Traditionally, in enterprises around the world, someone had an idea, and if approved, it was handed over to The Analyst. The Analyst then took ownership of designing the product. It was this person who talked to all parties.
Note: in most of the enterprises that I worked with, we did not consult the user or the customer, mostly just the internal stakeholders.
They analysed what was needed and progressed to design a document, The Specification, which, when signed off, became our holy grail. The developers would recive this docusment and build exactly what it set out, no more, and no less. And as I said, the specification was completed before any work started. I am being overly simplistic here, but you catch my drift.
Let me be honest, this is an okay way to build a new product. Okay, but not great.
Being critical about this specification led approach, I could point many flaws but the main two would be in that many of the people who should input into the design have yet to be engaged (developers, users etc), while others are only partly engaged (the business team). The second is point is as mentioned earlier, we are making all our decisions up front and locking them down when we had the least amount of knowledge about our customers, our users, our product, our abilities etc
So, agile needed new ways to define the product and User Stories are one of these methods.
Let me give you a simple comparison to start us off.
Waterfall: Mum says to her twelve year old little boy, “can you go to Mr Jone’s shop and buy me a litre of Brand A milk, costing one dollar”.
Agile: Mum says to her twelve year old boy, “can you get me at least a litre of the best value milk”.
Can you see the difference between the two requests?
Let’s fast forward to the child in the shop. With the Waterfall request, the child arrives in the shop and could find that:
- The brand is not available?
- They only have 2 litre cartons
- A similar brand is cheaper
But the specification was very specific, even in the light of an evolving and realworld situation.
If they could just change the request slightly, they would satisfy the customer (ie Mum) with a better solution!
So, can you spot how the agile request is much more high level. It does not specifiy the shop, nor the brand, as these are not usually important. But the price is important, and agile puts more responsibility on the child, who needs to think on their feet and make good decisions along the way. (I know, I know, let’s assume the 12 year old is mature for their age!!)
Let’s dig a little deeper.
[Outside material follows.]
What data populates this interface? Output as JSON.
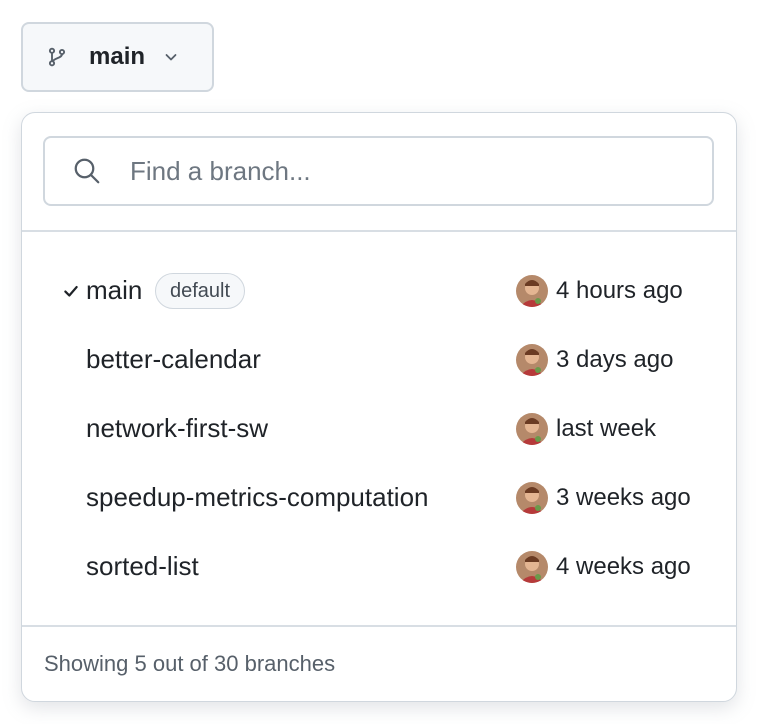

There is a well known article written by Ron Jeffries that describes the “3C’s”. A Card, Conversation and the confirmation,
If you are involved in agile, you must be aware of the supreme status of the humble post-it note. This is the Card. Each card represents one user story. It is a token representing the requirement. We usually visualise them on the wall and follow the journey of each post-it to completion.
The Conversation represents the fact that we continually grow the requirement by talking, debating, exchanging views and opinions. We stand around and talk about it together as it goes on its journey from a kernal of an idea to a fully developed requirement and is finally delivered. This user stories is permitted to continue to evolve, up to the moment that we pick it up to start to work on it. This could be in the first day of delivery or the last day of a one year project. This replaces the waterfall method where the analyst asks everyone for their thoughts,documents it and we set it in stone before the development even begins.
The third C is the Confirmation. This centres around the criteria that we all agree that will define this requirment as complete, finished, done! In agile, we call them the acceptance criteria. In our example above, a few criteria could be
- The price needs to be $1 or less
- The milk needs to be 1 litre or more
- It needs to be full fat.
These give our 12 year old boy the flexibility and the trust to to be creative but with the necessary guidance. We tell them WHAT we want, they must decide HOW to do it!